Let $G= \left\{ \begin{pmatrix} a & b \\ 0 & 1 \end{pmatrix} \text{ with } a \text{ in } \{1,3,9\} \subset F^{*}_{13} \text{ and } b \text{ in } F_{13} \right\}$, where $F^{*}_{13}$ is the group modulo $13$ under multiplication and $F_{13}$ the group modulo $13$ under addition. Show it has seven conjugacy classes with respectively $1,3,3,3,3,13,13$ elements and prove it has exactly three normal subgroups.
I started this problem by looking at the conjugacy classes, that is for $g_{1}g_{2}g^{-1}_{1}=g_{3}$ for some $g_{1} \in G$.
Thus I let $g_{1} = \begin{pmatrix} a & b \\ 0 & 1 \end{pmatrix}$ and $g_{2} = \begin{pmatrix} c & d \\ 0 & 1 \end{pmatrix},$ then $$g_{1}g_{2}g^{-1}_{1}=\begin{pmatrix} c & -bc+b+ad \\ 0 & 1 \end{pmatrix}.$$
Now per conjugacy class this needs to be an element of $G$. So I guess I have to check the order per assigned value of $c, a, b$ and $d$. Correct? Now $c$ can either be $1,3,9$, thus let's start with
$c=1 \rightarrow \begin{pmatrix} 1 & ad \\ 0 & 1 \end{pmatrix}$, now $a$ can be one of three things but $d$ can be any of $13$. So I would argue this conjugacy class already has $3 \cdot 13 = 39$ elements. Obviously I go wrong, but where and why?
I don't even know where to begin to argue it has exactly three normal subgroups.
The conjugacy class containing element $g \in G$ is defined as the set of elements $g'$ such that there exists $h \in G$ satisfying $g' = hgh^{-1}$. The thing you've done wrong is allow $g_2$ to vary within the same conjugacy class; this is not always allowed.
What you want to do here is pick a fixed $g_2$, and then find all possible elements of the group of the form $g_1 g_2 g_1^{-1}$.
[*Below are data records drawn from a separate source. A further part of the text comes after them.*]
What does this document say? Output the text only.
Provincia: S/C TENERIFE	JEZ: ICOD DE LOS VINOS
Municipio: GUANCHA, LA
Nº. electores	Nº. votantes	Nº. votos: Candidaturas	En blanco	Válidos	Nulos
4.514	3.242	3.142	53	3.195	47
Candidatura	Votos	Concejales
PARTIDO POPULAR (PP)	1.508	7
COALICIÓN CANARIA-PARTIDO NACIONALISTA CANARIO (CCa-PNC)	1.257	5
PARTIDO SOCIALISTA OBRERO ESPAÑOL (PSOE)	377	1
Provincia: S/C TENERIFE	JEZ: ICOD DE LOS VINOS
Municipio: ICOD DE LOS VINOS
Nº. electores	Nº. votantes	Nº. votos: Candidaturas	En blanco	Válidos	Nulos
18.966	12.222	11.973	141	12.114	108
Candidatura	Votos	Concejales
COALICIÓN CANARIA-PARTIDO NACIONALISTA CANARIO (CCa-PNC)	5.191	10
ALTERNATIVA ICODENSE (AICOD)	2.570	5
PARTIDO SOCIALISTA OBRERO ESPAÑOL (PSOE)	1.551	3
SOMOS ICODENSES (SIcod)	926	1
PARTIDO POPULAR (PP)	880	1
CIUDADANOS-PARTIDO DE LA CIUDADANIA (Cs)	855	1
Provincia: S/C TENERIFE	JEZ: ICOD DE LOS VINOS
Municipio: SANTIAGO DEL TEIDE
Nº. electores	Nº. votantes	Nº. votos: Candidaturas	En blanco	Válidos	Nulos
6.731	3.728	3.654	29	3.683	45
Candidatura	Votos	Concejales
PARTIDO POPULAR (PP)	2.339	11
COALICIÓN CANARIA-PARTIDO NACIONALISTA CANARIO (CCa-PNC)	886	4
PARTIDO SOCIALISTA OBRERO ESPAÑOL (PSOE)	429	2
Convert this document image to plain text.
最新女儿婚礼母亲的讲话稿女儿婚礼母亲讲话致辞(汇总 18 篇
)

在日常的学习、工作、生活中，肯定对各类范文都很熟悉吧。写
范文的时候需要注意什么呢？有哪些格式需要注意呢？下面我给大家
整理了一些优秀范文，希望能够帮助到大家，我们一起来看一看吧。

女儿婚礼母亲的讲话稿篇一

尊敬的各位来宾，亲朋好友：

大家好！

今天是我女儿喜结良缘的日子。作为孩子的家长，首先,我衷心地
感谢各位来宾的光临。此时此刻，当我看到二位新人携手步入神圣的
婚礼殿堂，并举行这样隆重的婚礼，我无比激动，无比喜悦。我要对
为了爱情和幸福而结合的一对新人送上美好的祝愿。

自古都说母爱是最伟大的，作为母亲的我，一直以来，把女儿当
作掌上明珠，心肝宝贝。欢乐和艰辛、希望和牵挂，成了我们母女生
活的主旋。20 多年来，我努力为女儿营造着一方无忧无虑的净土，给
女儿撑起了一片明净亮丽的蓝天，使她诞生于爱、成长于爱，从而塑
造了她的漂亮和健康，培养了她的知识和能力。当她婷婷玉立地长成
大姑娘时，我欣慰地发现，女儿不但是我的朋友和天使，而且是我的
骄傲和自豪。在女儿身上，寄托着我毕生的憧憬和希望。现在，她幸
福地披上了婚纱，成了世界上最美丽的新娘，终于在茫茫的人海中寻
The conjugacy class with one element is simply the identity matrix. Also note that the top-left element of the matrix $g_1 g_2 g_1^{-1}$ is the same as that of $g_2$, so every element in the same conjugacy class has the same top-left element. Note that if $c \neq 1$, the top-right entry is $b(c-1) + ad \in F_{13}$. Since $13$ is prime and $c-1 \neq 0$, we simply let $b$ vary over $F_{13}$, and note that $b(c-1)$ must take every value modulo 13 since multiples of a nonzero number in a prime mod take every value in that mod.
So we can obtain every possible top right entry, and so the set of elements in $G$ with a top-left entry of $3$ form a conjugacy class, and the set of elements with a top-left entry of $9$ form another conjugacy class. This gives us the two classes of size $13$.
It remains to divide the twelve elements remaining into conjugacy classes. The top-right entry is now $ad$, for fixed $d \neq 0$ and $a = 1, 3, 9$. Clearly this yields three distinct values, and so each element remaining is in a conjugacy class of size $3$. This completes the first part.
To find normal subgroups, note that the entire $G$ is clearly a normal subgroup, as is the trivial group only containing the identity matrix $I$. The third normal subgroup is the set of elements with $a=1$; note that this is a subgroup as the top-left element of $g_1 g_2$ is $1$ for any $g_1, g_2$ in this subgroup, and note that it is normal because the conjugate of any element in this subgroup still has top-left element $1$ and therefore is contained in the subgroup.
We now need to prove there are no other normal subgroups. Let the normal subgroup with all elements $a=1$ be called $A$. Now any non-identity element in $A$ can be repeatedly multiplied to itself to yield all elements of $A$ (try proving this), so any normal subgroup containing any non-identity element in $A$ must contain $A$ itself. Also note that for any element $g$ not in $A$, the elements $g$, $g^2$ and $g^3$ all have different top-left entry (again try proving this). Since a normal subgroup must contain the conjugacy class of every element in it, we know that the two conjugacy classes of size $13$ are in this subgroup. It now remains to show that some non-identity element of $A$ is in this subgroup. Try finding an appropriate $g$ with $a=3$ or $9$ such that $g^3$ is not the identity (I'll leave this as an exercise). From here, since this normal subgroup contains a non-identity element of $A$, it must contain the entire $A$ (we derived this earlier), and so the subgroup is the entirety of $G$.